Sigma’s latest optic claims the title of being the first full-frame zoom lens to offer an aperture of f/2, but is it a viable alternative to the manufacturer’s wideangle primes? Michael Topham finds out
Sigma 24-35mm f/2 DG HSM | A Review – Image quality
An inspection of real-world images taken at 24mm with the aperture set to f/2 reveals excellent sharpness in the centre. The edges of images at these settings are perceptibly softer than the centre, but things quickly sharpen up as soon as you approach f/2.8 and push towards f/4. The sweet spot of centre and edge sharpness at 24mm is found at f/8. Our lab results confirmed our real-world findings that there’s the faintest drop in sharpness in the centre at 30mm, however the edge sharpness remains impressive at this focal length when it’s opened to f/2. Pushing the zoom to 35mm sees the centre sharpness rival that recorded at 24mm beyond f/4, with optimum sharpness once again being found in the region of f/8.

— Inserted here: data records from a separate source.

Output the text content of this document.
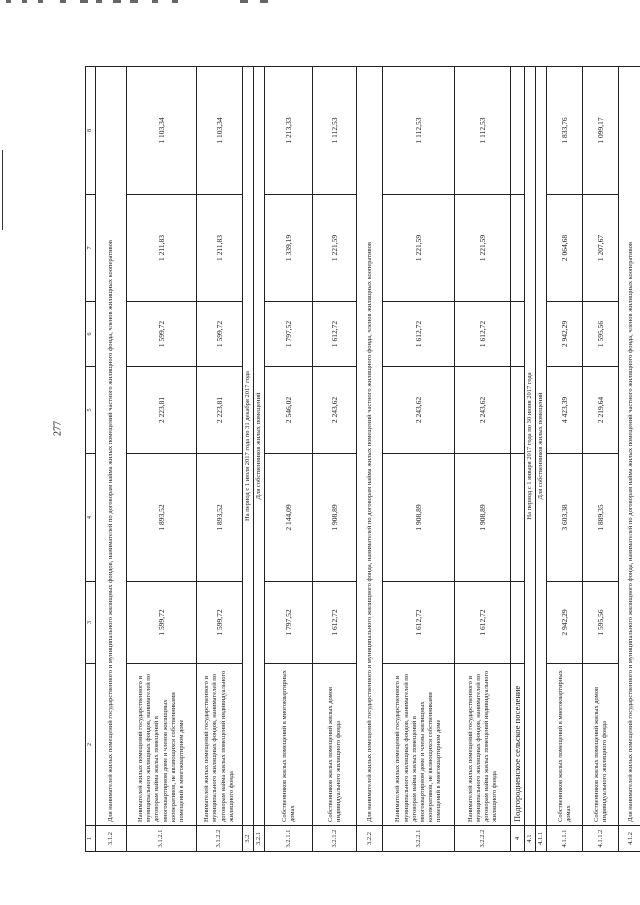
277
1	2	3	4	5	6	7	8
3.1.2	Для нанимателей жилых помещений государственного и муниципального жилищных фондов, нанимателей по договорам найма жилых помещений частного жилищного фонда, членов жилищных кооперативов						
3.1.2.1	Нанимателей жилых помещений государственного и муниципального жилищных фондов, нанимателей по договорам найма жилых помещений в многоквартирном доме и членов жилищных кооперативов, не являющихся собственниками помещений в многоквартирном доме	1 599,72	1 893,52	2 223,81	1 599,72	1 211,83	1 103,34
3.1.2.2	Нанимателей жилых помещений государственного и муниципального жилищных фондов, нанимателей по договорам найма жилых помещений индивидуального жилищного фонда	1 599,72	1 893,52	2 223,81	1 599,72	1 211,83	1 103,34
3.2	На период с 1 июля 2017 года по 31 декабря 2017 года						
3.2.1	Для собственников жилых помещений						
3.2.1.1	Собственников жилых помещений в многоквартирных домах	1 797,52	2 144,09	2 546,02	1 797,52	1 339,19	1 213,33
3.2.1.2	Собственников жилых помещений жилых домов индивидуального жилищного фонда	1 612,72	1 908,89	2 243,62	1 612,72	1 221,59	1 112,53
3.2.2	Для нанимателей жилых помещений государственного и муниципального жилищного фонда, нанимателей по договорам найма жилых помещений частного жилищного фонда, членов жилищных кооперативов						
3.2.2.1	Нанимателей жилых помещений государственного и муниципального жилищных фондов, нанимателей по договорам найма жилых помещений в многоквартирном доме и члены жилищных кооперативов, не являющихся собственниками помещений в многоквартирном доме	1 612,72	1 908,89	2 243,62	1 612,72	1 221,59	1 112,53
3.2.2.2	Нанимателей жилых помещений государственного и муниципального жилищных фондов, нанимателей по договорам найма жилых помещений индивидуального жилищного фонда	1 612,72	1 908,89	2 243,62	1 612,72	1 221,59	1 112,53
4	Подгородненское сельское поселение						
4.1	На период с 1 января 2017 года по 30 июня 2017 года						
4.1.1	Для собственников жилых помещений						
4.1.1.1	Собственников жилых помещений в многоквартирных домах	2 942,29	3 603,38	4 423,39	2 942,29	2 064,68	1 833,76
4.1.1.2	Собственников жилых помещений жилых домов индивидуального жилищного фонда	1 595,56	1 889,35	2 219,64	1 595,56	1 207,67	1 099,17
4.1.2	Для нанимателей жилых помещений государственного и муниципального жилищного фонда, нанимателей по договорам найма жилых помещений частного жилищного фонда, членов жилищных кооперативов						
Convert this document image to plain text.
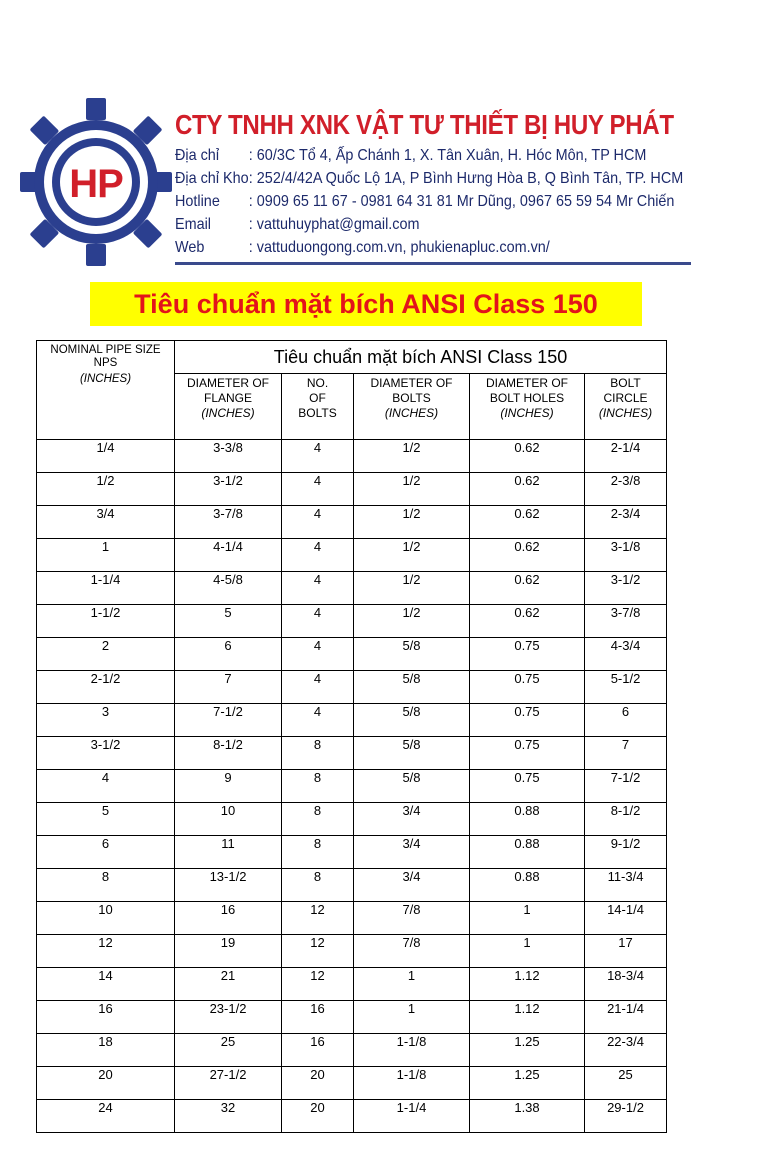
HP
CTY TNHH XNK VẬT TƯ THIẾT BỊ HUY PHÁT
Địa chỉ	: 60/3C Tổ 4, Ấp Chánh 1, X. Tân Xuân, H. Hóc Môn, TP HCM
Địa chỉ Kho : 252/4/42A Quốc Lộ 1A, P Bình Hưng Hòa B, Q Bình Tân, TP. HCM
Hotline	: 0909 65 11 67 - 0981 64 31 81 Mr Dũng, 0967 65 59 54 Mr Chiến
Email	: vattuhuyphat@gmail.com
Web	: vattuduongong.com.vn, phukienapluc.com.vn/
Tiêu chuẩn mặt bích ANSI Class 150
NOMINAL PIPE SIZE
NPS
(INCHES)	Tiêu chuẩn mặt bích ANSI Class 150				

	DIAMETER OF
FLANGE
(INCHES)	NO.
OF
BOLTS	DIAMETER OF
BOLTS
(INCHES)	DIAMETER OF
BOLT HOLES
(INCHES)	BOLT
CIRCLE
(INCHES)

1/4	3-3/8	4	1/2	0.62	2-1/4
1/2	3-1/2	4	1/2	0.62	2-3/8
3/4	3-7/8	4	1/2	0.62	2-3/4
1	4-1/4	4	1/2	0.62	3-1/8
1-1/4	4-5/8	4	1/2	0.62	3-1/2
1-1/2	5	4	1/2	0.62	3-7/8
2	6	4	5/8	0.75	4-3/4
2-1/2	7	4	5/8	0.75	5-1/2
3	7-1/2	4	5/8	0.75	6
3-1/2	8-1/2	8	5/8	0.75	7
4	9	8	5/8	0.75	7-1/2
5	10	8	3/4	0.88	8-1/2
6	11	8	3/4	0.88	9-1/2
8	13-1/2	8	3/4	0.88	11-3/4
10	16	12	7/8	1	14-1/4
12	19	12	7/8	1	17
14	21	12	1	1.12	18-3/4
16	23-1/2	16	1	1.12	21-1/4
18	25	16	1-1/8	1.25	22-3/4
20	27-1/2	20	1-1/8	1.25	25
24	32	20	1-1/4	1.38	29-1/2
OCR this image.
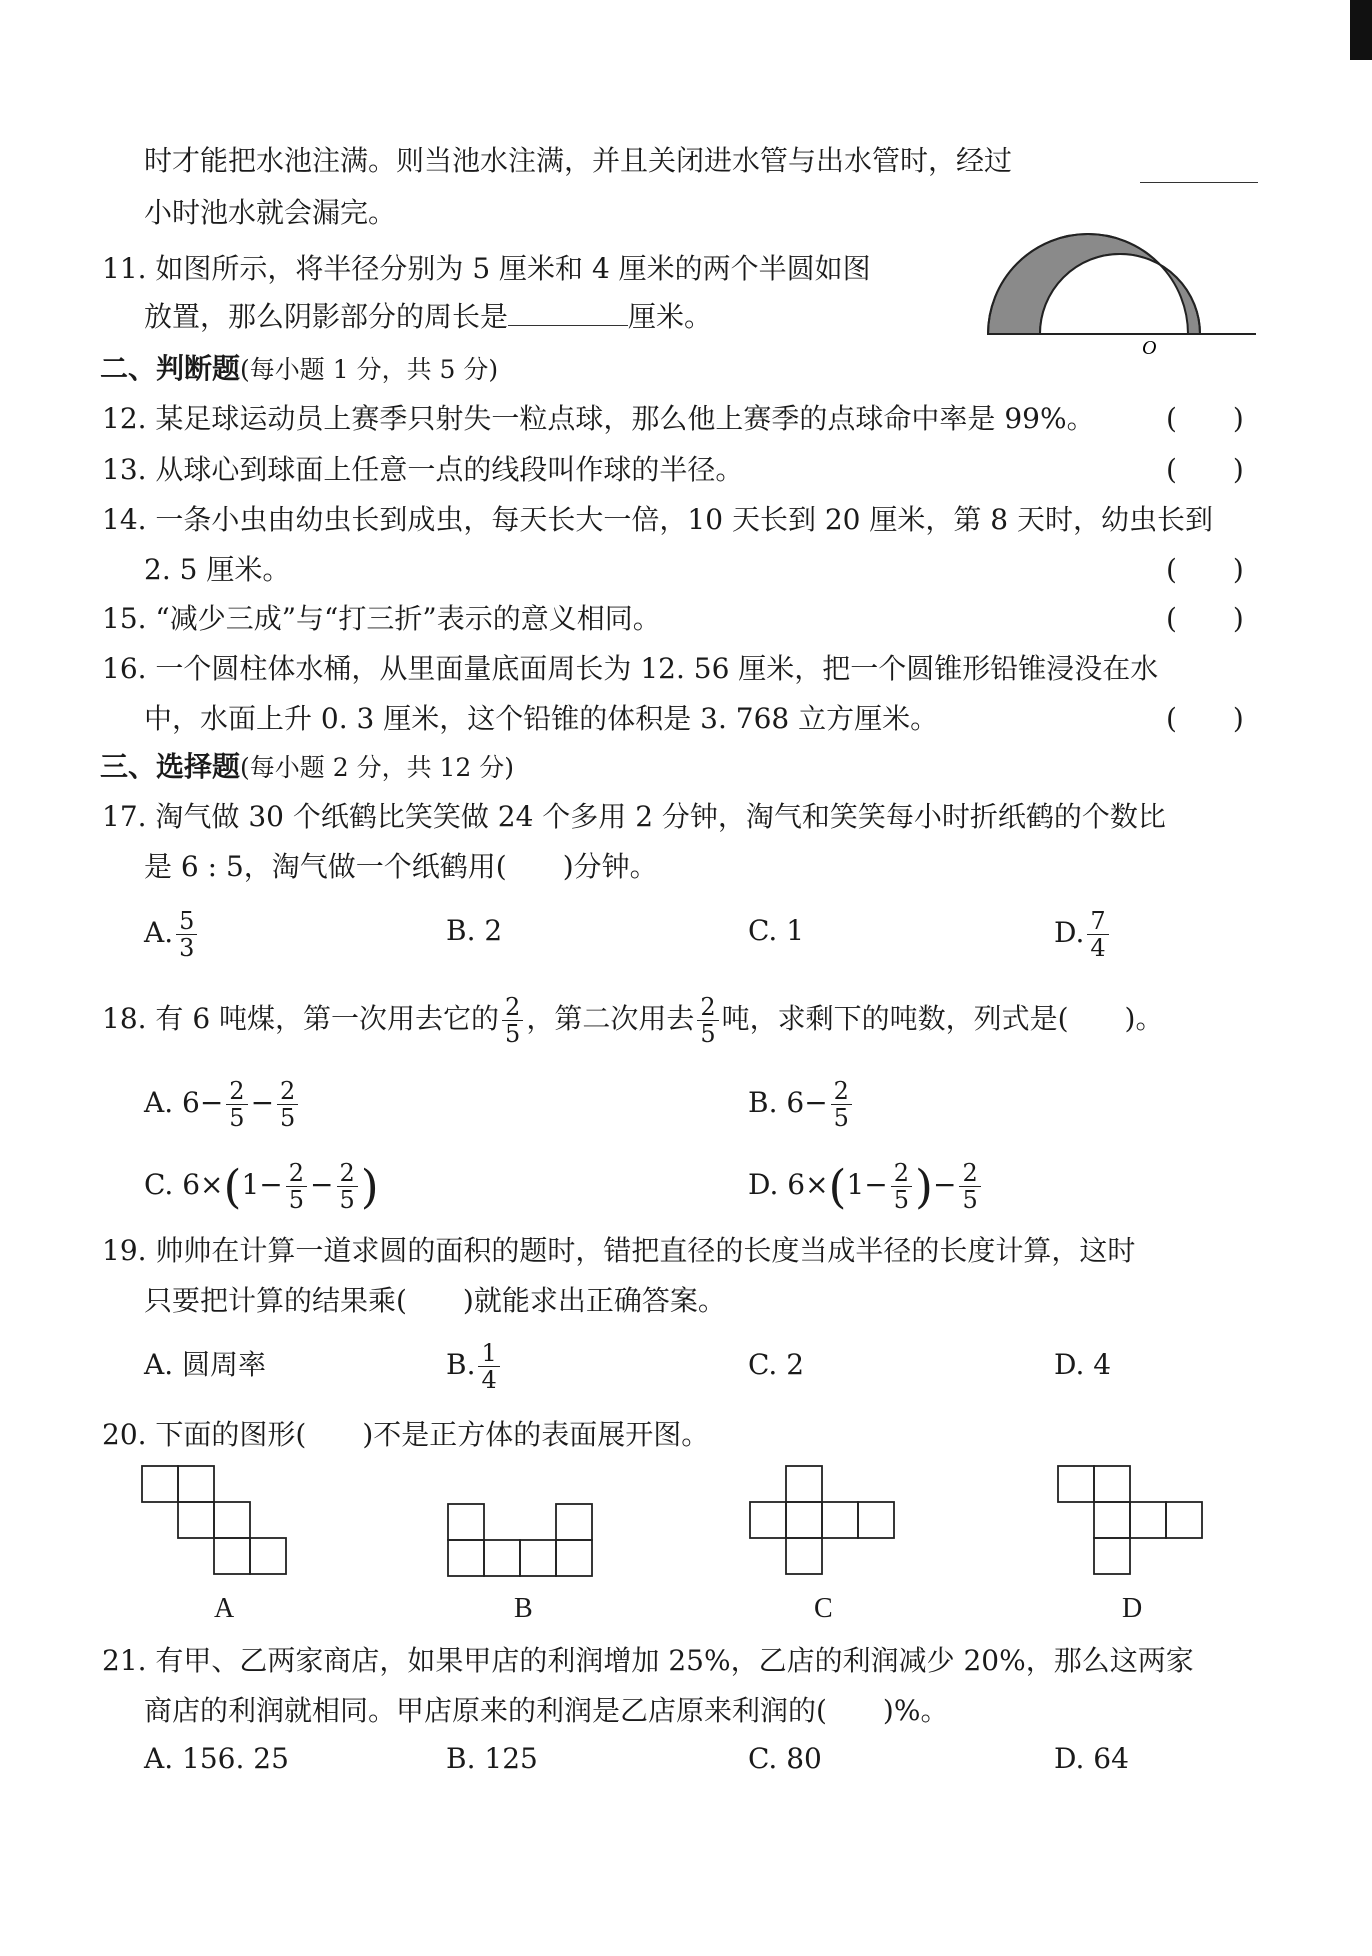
时才能把水池注满。则当池水注满，并且关闭进水管与出水管时，经过
小时池水就会漏完。
11. 如图所示，将半径分别为 5 厘米和 4 厘米的两个半圆如图
放置，那么阴影部分的周长是	厘米。
O
二、判断题(每小题 1 分，共 5 分)
12. 某足球运动员上赛季只射失一粒点球，那么他上赛季的点球命中率是 99%。	(　　)
13. 从球心到球面上任意一点的线段叫作球的半径。	(　　)
14. 一条小虫由幼虫长到成虫，每天长大一倍，10 天长到 20 厘米，第 8 天时，幼虫长到
2. 5 厘米。	(　　)
15. “减少三成”与“打三折”表示的意义相同。	(　　)
16. 一个圆柱体水桶，从里面量底面周长为 12. 56 厘米，把一个圆锥形铅锥浸没在水
中，水面上升 0. 3 厘米，这个铅锥的体积是 3. 768 立方厘米。	(　　)
三、选择题(每小题 2 分，共 12 分)
17. 淘气做 30 个纸鹤比笑笑做 24 个多用 2 分钟，淘气和笑笑每小时折纸鹤的个数比
是 6 : 5，淘气做一个纸鹤用(　　)分钟。
A. $\frac{5}{3}$	B. 2	C. 1	D. $\frac{7}{4}$
18. 有 6 吨煤，第一次用去它的 $\frac{2}{5}$ ，第二次用去 $\frac{2}{5}$ 吨，求剩下的吨数，列式是(　　)。
A. $6- \frac{2}{5} - \frac{2}{5}$	B. $6- \frac{2}{5}$
C. $6\times(1- \frac{2}{5} - \frac{2}{5}$ )	D. $6\times(1- \frac{2}{5}$ )− $\frac{2}{5}$
19. 帅帅在计算一道求圆的面积的题时，错把直径的长度当成半径的长度计算，这时
只要把计算的结果乘(　　)就能求出正确答案。
A. 圆周率	B. $\frac{1}{4}$	C. 2	D. 4
20. 下面的图形(　　)不是正方体的表面展开图。
A	B	C	D
21. 有甲、乙两家商店，如果甲店的利润增加 25%，乙店的利润减少 20%，那么这两家
商店的利润就相同。甲店原来的利润是乙店原来利润的(　　)%。
A. 156. 25	B. 125	C. 80	D. 64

Vignetting is most obvious at 24mm. There is a gradual improvement as the aperture is closed from f/2 to f/4, with virtually all traces of corner shading disappearing by the time you reach f/5.6. It’s a similar story at 35mm, though the fall-off of illumination at f/2 isn’t quite as dark as it is at 24mm. Some red and green chromatic aberrations were noted at the edge of some shots, but it’s by no means severe and should be a relatively easy fix by applying the relevant lens profile in Camera Raw and Lightroom when it becomes available. Our distortion chart also flagged up evidence of some barrel distortion towards the corners at 24mm and some pincushion distortion at 35mm.
To answer my earlier question of how it compares to the Sigma’s 24mm f/1.4 DG HSM | A and 35mm f/1.4 DG HSM | A: the 24-35mm f/2 DG HSM | A resolves impressive sharpness, but a side-by-side comparison of our Applied Imaging charts revealed a slightly superior sharpness from both primes in the centre with less obvious distortion at the corners. As for corner shading, this lens displays more vignetting when it’s used wide open than when both primes are set to the same aperture setting of f/2.